Avis relatif à l'extension d'avenants à la convention collective nationale du personnel des cabinets d'avocats

Version INITIALE


  • En application de l’article L. 133-8 du code du travail, le ministre du travail, de l’emploi et de la formation professionnelle est chargé de prendre un arrêté tendant à rendre obligatoires, pour tous les employeurs et tous les salariés compris dans le champ d’application de la convention collective dans le cadre de laquelle ils ont été conclus, les dispositions des accords ci-après indiqués.
    Le texte de ces accords a été déposé à la direction départementale du travail et de l’emploi du lieu de leur conclusion, où il pourra en être pris connaissance.

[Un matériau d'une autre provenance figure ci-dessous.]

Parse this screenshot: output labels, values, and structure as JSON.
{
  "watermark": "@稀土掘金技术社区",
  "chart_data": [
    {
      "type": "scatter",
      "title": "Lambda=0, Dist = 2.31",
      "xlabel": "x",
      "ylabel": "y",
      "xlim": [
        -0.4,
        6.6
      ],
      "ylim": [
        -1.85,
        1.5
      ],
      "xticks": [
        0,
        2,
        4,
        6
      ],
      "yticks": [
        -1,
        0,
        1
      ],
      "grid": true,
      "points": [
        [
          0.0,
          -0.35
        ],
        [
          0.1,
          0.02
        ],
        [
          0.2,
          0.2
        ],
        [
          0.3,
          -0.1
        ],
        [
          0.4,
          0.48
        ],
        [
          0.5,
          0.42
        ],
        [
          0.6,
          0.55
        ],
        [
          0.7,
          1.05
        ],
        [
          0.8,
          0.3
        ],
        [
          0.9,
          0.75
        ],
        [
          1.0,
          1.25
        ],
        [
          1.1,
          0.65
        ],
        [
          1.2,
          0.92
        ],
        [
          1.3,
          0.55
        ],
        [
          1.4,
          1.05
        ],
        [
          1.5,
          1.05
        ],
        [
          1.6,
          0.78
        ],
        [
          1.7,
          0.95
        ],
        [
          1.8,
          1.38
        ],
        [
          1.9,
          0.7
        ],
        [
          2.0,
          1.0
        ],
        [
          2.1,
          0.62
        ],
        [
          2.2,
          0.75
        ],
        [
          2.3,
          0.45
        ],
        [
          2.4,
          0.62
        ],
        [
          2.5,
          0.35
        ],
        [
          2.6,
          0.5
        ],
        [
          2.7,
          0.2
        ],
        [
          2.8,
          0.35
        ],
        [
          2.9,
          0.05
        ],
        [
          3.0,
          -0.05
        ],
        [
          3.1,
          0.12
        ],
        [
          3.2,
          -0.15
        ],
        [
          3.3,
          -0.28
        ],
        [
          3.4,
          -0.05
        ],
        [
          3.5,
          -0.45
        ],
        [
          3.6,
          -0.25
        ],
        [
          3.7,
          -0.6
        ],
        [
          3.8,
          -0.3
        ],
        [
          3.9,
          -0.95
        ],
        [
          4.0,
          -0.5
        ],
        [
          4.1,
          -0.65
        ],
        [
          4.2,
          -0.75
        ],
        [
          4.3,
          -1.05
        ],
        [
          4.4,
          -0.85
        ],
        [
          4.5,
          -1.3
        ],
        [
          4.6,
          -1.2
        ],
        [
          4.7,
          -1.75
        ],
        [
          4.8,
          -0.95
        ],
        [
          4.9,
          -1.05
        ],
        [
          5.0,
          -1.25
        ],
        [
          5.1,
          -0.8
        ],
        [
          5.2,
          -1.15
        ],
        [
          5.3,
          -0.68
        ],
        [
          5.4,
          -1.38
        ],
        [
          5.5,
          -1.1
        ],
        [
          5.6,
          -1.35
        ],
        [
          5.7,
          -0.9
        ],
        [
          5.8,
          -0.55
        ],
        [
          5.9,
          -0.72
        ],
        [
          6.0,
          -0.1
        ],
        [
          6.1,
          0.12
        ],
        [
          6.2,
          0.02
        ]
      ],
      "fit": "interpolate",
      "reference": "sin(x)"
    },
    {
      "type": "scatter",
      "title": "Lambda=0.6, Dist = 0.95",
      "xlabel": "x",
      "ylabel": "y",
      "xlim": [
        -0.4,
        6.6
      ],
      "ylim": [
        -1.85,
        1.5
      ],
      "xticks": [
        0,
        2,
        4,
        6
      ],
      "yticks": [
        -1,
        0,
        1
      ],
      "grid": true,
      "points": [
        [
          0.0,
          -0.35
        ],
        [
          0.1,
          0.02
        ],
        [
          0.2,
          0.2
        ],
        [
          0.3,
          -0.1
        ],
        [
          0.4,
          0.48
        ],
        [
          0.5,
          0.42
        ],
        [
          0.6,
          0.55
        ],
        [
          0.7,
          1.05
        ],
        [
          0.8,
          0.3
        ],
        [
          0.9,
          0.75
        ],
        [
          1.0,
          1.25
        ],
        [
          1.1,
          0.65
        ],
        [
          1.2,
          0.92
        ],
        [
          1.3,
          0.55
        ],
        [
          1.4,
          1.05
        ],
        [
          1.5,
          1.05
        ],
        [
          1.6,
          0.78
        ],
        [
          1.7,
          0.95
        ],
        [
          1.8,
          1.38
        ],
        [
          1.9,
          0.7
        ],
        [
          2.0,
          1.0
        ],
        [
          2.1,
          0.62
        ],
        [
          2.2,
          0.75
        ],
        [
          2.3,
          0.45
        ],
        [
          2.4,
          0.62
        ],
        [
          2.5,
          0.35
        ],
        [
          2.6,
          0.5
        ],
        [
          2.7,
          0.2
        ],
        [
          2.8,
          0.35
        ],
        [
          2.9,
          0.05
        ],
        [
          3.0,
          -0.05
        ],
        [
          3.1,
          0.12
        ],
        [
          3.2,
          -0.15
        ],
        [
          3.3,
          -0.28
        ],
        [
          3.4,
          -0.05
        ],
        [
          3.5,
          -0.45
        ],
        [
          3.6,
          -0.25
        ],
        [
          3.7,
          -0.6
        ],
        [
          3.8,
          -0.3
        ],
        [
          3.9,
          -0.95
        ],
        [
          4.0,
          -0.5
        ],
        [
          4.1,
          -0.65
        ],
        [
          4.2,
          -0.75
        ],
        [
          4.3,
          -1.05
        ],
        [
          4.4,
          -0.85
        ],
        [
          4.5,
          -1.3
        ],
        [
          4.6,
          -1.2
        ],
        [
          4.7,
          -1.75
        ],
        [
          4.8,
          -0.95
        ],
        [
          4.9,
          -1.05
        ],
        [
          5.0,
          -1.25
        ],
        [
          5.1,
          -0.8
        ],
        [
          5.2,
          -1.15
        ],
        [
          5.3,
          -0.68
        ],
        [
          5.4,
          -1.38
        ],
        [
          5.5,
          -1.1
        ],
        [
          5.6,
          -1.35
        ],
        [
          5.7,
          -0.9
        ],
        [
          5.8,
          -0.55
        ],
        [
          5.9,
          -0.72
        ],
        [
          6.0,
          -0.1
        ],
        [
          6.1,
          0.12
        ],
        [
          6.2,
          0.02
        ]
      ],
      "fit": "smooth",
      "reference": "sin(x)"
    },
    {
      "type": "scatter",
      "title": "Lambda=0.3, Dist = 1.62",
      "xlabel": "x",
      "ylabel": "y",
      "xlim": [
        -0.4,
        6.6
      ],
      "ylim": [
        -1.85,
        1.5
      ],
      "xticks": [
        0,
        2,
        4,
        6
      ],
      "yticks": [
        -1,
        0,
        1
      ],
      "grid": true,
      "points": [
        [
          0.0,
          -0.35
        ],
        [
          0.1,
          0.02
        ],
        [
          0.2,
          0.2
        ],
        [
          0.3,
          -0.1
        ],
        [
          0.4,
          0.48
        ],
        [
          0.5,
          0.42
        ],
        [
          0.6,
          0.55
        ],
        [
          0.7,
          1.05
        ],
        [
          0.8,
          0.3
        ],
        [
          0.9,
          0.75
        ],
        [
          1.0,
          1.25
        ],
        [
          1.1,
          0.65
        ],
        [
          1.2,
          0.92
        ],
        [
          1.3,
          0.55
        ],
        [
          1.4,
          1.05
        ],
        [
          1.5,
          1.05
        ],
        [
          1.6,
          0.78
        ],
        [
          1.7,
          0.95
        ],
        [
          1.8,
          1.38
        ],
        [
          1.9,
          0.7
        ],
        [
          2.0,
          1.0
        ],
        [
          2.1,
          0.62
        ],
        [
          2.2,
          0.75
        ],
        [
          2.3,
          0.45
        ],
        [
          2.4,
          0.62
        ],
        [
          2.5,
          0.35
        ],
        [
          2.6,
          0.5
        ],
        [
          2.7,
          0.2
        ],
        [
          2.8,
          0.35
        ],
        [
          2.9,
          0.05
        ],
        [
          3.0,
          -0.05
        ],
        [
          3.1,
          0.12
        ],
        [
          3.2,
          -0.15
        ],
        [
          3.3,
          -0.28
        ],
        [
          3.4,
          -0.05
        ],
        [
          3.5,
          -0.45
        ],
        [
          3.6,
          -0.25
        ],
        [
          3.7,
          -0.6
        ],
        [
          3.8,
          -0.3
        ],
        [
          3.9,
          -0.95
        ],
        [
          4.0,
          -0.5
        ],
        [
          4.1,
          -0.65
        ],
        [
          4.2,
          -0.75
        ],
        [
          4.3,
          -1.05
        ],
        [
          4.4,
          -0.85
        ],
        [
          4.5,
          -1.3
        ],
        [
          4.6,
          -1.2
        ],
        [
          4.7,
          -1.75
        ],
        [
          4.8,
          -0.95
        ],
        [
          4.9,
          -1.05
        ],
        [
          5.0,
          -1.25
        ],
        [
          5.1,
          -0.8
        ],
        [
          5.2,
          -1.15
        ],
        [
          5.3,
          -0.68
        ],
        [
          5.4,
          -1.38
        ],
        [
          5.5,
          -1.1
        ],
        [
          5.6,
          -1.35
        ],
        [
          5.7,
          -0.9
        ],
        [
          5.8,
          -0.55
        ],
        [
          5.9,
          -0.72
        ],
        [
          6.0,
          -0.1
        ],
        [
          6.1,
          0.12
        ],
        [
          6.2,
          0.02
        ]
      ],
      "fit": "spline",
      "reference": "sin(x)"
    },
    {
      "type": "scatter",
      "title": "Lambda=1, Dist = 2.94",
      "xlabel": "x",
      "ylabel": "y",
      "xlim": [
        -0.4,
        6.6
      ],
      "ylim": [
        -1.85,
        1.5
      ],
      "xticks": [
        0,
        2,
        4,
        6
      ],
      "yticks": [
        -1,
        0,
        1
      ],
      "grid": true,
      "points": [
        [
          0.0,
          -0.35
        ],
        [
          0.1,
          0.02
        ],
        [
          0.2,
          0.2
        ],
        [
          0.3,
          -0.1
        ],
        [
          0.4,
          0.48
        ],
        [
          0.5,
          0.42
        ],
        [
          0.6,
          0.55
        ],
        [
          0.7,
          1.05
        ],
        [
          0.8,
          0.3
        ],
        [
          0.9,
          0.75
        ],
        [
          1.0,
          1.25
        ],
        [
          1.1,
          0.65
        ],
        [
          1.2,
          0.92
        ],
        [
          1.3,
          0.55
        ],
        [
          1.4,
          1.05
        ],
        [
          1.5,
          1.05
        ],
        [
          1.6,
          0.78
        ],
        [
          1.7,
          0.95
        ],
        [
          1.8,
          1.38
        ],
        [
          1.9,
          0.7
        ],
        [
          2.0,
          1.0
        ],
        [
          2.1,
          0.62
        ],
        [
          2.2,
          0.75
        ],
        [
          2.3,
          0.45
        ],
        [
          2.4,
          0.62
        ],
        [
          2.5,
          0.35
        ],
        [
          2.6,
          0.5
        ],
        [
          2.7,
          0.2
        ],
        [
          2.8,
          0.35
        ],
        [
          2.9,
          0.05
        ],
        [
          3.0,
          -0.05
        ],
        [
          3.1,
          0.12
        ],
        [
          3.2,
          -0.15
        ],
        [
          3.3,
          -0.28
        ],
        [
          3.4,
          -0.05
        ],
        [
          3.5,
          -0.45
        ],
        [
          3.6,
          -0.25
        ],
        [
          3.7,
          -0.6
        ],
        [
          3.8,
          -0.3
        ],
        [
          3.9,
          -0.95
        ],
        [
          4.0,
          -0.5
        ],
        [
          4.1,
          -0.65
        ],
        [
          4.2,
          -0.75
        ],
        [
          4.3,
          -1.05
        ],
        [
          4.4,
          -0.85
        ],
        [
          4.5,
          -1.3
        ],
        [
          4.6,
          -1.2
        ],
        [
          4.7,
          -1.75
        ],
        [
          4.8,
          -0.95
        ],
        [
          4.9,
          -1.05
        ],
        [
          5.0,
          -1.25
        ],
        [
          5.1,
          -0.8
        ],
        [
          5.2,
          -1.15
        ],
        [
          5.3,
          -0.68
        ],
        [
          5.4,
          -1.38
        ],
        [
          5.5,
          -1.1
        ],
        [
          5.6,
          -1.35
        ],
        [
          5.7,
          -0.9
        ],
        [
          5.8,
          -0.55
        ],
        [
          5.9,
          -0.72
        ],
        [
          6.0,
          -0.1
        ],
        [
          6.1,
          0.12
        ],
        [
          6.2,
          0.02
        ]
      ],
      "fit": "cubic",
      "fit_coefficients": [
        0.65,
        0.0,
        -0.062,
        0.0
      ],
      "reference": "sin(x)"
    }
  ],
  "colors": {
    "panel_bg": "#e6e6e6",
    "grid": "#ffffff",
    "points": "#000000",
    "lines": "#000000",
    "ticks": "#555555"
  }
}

    Dans un délai de quinze jours, les organisations professionnelles et toutes personnes intéressées sont priées de faire connaître leurs observations et avis au sujet de la généralisation envisagée.
    Leurs communications devront être adressées au ministère du travail, de l’emploi et de la formation professionnelle (D.R.T., bureau N.C. 1), 1, place de Fontenoy, 75007 Paris.
    Accords dont l’extension est envisagée :
    Accord du 20 novembre 1992 (nouvelle profession d’avocat) ; Avenants n°s 35 et 36 du 20 novembre 1992.
    Dépôt :
    Direction départementale du travail et de l’emploi de Paris.
    Objet :
    Régimes de prévoyance et de retraite complémentaire pour les salariés de la nouvelle profession d’avocat (anciens avocats et anciens conseils juridiques).
    Signataires :
    Confédération nationale des avocats (C.N.A.) ;
    Chambre nationale des avocats d’affaires (C.N.A.D.A.) ;
    Fédération nationale des unions des jeunes avocats (F.N.U.J.A.) ;
    Syndicat des avocats de France (S.A.F.) ;
    Union professionnelle des sociétés d’avocats (U.P.S.A.)
    Syndicat des employeurs des avocats conseils d’entreprises (S.E.A.C.E.) ;
    Organisations syndicales de salariés intéressées rattachées à la C.G.T., à la C.G.T.-F.O., à la C.F.D.T., la C.F.T.C. et la C.F.E.-C.G.C.